Моими стараниями был принят в контору Вениамин Иофе, впоследствии глава ленинградского «Мемориала». Вот уж кто был «матёрый человечище» и «рыцарь белого камина», всё в кавычках, так как первое высказывание – из Николая Ленина о Толстом, а второе – из Василия Кулаковского, бывшего главного редактора газеты «Технолог» о самом Вене. После отсидки по делу «Колокола» этот умнейший человек вместо того чтобы быть в Афинах Периклетом, прозябал на изнурительной работе в цеху по производству фанеры. Но и там его ущемляли. Перейдя к нам, он превратил и без того богатую талантами пуско-наладку в альфа-подразделение интеллектуальной элиты!

* * *
   Сама работа относилась к типу «хоть-стой-хоть-падай», то есть не требовала почти никаких усилий. Под благородным лозунгом охраны окружающей среды по всей области начали строиться сооружения водоочистки. За этим процессом присматривали «специалисты» вроде меня и вышеописанных. Но, как верно обрисовал ситуацию Егельский, обязанности наладчика сводились к тому, чтобы изредка съездить на строящийся объект, убедиться в отсутствии прогресса, написать грозное напоминание местному начальству и закрыть у него «процентовку» на месяц. И начальство это, ко всегдашнему моему удивлению, охотно отстёгивало свои фиктивные деньги за наши столь же фиктивные услуги. А зарплату мы всё-таки получали в рублях. На том всё стояло.
   Я бурно сочинительствовал, отделывая каждую строку, каждое слово, и это наслаждало мой вкус. Слова складывались, образуя стиль, оснащённый мыслями великих праведников, но выраженными в моих звуках и образах. А можно ли так писать, льзя ль? Вспоминались запрещающие доводы из писем Красовицкого, споры с Найманом, вспоминались тяжёлые укоры родни по поводу влияния моих стихов на психическое здоровье брата и племянника. А между тем оба они стали моими крестниками – это ли не довод? Ко мне нередко обращались за этим. Я их всех, зовомых оглашенными, отвозил на Охту, к отцу Василию Лесняку в кладбищенскую церковь. Отстаивали мы там литургию, ставил я свечу Всем Святым за моих дорогих, на том кладбище лежащих, а потом покупал дешёвый крестик для новообращаемого, и после окончания службы приступали мы к таинственному обряду.
   «Отженяешься ли от сатаны?
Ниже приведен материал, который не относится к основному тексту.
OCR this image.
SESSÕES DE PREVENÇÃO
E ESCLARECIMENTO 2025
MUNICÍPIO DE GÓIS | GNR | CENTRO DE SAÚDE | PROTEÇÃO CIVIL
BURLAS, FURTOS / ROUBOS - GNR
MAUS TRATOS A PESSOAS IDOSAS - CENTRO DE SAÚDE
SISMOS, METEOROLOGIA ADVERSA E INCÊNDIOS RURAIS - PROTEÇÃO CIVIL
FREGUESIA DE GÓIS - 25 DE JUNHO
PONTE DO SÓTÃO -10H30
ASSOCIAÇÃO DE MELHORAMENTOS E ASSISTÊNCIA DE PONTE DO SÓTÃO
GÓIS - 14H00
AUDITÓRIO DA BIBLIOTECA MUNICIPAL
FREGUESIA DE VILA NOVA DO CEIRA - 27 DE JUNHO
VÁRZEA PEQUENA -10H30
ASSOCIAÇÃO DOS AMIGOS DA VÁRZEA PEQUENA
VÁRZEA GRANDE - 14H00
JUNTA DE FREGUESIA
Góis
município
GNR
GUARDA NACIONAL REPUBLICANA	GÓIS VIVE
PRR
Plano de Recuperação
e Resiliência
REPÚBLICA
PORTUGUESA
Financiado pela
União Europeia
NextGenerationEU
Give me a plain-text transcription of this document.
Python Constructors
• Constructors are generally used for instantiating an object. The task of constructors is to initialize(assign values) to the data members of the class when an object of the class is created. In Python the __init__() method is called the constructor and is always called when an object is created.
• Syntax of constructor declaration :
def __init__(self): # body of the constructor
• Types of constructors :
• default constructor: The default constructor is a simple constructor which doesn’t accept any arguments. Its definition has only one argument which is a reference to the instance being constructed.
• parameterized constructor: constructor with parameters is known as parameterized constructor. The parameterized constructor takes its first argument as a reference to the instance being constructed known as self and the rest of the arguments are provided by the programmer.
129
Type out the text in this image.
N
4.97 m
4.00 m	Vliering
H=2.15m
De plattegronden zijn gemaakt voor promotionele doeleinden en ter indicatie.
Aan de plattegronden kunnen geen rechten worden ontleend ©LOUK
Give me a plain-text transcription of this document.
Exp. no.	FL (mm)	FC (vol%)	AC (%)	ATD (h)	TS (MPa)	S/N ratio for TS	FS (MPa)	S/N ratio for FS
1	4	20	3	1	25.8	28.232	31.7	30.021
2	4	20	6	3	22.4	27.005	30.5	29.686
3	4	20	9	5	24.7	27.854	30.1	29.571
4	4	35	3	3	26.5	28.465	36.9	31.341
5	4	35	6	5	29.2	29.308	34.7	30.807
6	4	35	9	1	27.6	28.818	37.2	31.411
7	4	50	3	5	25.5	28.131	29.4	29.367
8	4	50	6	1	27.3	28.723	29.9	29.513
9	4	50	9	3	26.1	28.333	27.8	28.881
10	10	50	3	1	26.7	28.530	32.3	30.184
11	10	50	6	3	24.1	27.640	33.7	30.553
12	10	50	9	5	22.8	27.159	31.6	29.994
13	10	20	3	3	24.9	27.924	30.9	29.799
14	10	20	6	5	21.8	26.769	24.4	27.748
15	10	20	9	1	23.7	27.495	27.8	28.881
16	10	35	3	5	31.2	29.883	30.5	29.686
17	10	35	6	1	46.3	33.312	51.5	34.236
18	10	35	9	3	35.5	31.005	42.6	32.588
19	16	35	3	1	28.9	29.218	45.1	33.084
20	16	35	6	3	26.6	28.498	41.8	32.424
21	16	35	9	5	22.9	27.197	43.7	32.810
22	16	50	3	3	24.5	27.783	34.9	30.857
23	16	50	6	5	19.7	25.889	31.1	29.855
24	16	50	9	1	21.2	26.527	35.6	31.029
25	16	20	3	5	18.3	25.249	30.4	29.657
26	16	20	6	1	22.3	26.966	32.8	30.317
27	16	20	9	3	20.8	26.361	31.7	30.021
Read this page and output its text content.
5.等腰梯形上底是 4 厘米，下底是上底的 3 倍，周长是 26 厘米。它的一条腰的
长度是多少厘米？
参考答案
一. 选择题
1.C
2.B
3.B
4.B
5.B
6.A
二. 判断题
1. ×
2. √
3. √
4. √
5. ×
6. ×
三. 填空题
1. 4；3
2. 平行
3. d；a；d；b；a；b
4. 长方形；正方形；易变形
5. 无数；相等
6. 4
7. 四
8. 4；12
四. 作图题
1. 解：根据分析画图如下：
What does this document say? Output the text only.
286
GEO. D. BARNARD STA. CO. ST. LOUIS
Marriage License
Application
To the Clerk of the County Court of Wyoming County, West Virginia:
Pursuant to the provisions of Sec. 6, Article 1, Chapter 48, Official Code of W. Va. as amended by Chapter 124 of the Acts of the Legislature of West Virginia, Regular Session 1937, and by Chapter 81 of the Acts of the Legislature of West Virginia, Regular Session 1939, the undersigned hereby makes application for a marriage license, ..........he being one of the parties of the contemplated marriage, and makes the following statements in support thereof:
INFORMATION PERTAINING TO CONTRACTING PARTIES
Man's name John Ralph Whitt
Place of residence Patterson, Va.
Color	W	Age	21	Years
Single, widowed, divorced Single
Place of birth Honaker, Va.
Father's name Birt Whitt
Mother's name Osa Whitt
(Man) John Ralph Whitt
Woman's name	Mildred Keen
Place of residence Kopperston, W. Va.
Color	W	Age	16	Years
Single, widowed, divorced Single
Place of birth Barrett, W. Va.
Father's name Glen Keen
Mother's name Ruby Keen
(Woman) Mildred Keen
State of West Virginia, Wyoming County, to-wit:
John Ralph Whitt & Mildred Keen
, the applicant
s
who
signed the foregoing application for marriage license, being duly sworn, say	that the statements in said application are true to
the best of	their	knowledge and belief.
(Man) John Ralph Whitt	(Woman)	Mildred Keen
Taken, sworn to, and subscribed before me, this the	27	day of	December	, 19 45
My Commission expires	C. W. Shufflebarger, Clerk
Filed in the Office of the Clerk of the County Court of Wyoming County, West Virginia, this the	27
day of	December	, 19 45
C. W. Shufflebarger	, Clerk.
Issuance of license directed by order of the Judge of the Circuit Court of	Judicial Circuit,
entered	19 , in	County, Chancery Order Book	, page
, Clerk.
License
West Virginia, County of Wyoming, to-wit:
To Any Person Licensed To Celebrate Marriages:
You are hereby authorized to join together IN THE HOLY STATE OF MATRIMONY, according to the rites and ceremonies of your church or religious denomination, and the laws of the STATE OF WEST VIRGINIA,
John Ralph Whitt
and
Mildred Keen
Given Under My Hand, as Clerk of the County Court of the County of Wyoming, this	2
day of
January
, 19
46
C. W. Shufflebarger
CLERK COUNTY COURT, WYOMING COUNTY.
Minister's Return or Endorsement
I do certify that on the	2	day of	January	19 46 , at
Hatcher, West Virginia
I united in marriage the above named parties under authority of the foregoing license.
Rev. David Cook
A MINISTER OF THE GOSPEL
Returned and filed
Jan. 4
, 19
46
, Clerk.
Говори: “отженяюсь”»! – «Отженяюсь!»
   Так крестили мы не только племянника, но и его отца, а моего двоюродного брата. Крестили сына телевизионной раскрасавицы Тани Миловидовой, ставшей таким образом моей кумой. Лёшу Любегина, прозаика, одного из любимцев Давида Яковлевича Дара. Серёжу Кочетова, программиста. Леночку, между прочим, Захарову. И других. Словом, пробили некоторую брешь в диалектическом материализме.
* * *
   Отца Василия вскоре перевели в удельнинскую церковь, он тому очень радовался. В Удельном ведь он и жил. Частенько туда приглашал – и на службу, и к себе домой. Однажды собрались в его светёлке Олег, да Наташа, да я. Ещё, кажется, был Сергей. Все – поэты. Душеспасительно беседовали. Шли потом к станции, обходя огромные лужи. Разряжались после чинных разговоров. Дурашливо шутили. Олег взял Наташу к себе на закорки, её сильные ноги в светлых блестящих чулках обнажились. В электричке она выглядела очень миловидно: рыжеватые кудельки, бледная в веснушках кожа, грустноватые глаза и большая улыбка, вздрагивающая от смеха. С вокзала я пошёл её провожать. Она окончила Библиотечный институт, там же защитила диссертацию, и нечто, роднящее всех библиотекарш и училок присутствовало, увы, не только в облике, но и в её пресноватых стихах. Мы с ней как-то по-деревенски просто сблизились, без излишних ухаживаний, – все эти прелюдии заменило взаимное знакомство со стихами. Её были бесхитростны, лишь кое-где за обкатанными образами мог я теперь угадывать живой телесный жар её существа. Простодушно показала она мне все шрамы: её многократно оперировали от спаек в кишечнике. Эдакие подробности меня отнюдь не оттолкнули – наоборот, растрогали и ещё более сблизили: у меня в прошлом был такой же печальный опыт – один, но чуть не фатальный.
   Это случилось спустя год после того, как меня едва не убили местные в Сталиногорске. Всё уже давно зажило, как вдруг ночью тупо заболел живот. Боль прибывала по миллиметру, а к утру выросла размером с дом. Скорая увезла в заводскую больницу, где ленивая врачиха посчитала, что у меня пищевое отравление. Но и от этого не лечили, что, впрочем, к счастью, а то было бы хуже. Через сутки меня навестила мать и попросту спасла, заставив врачей перевезти меня в Мечниковскую. Хирург Мирзаев немедленно вспорол мне брюшную полость, освободил от спаек и заново переложил кишечник.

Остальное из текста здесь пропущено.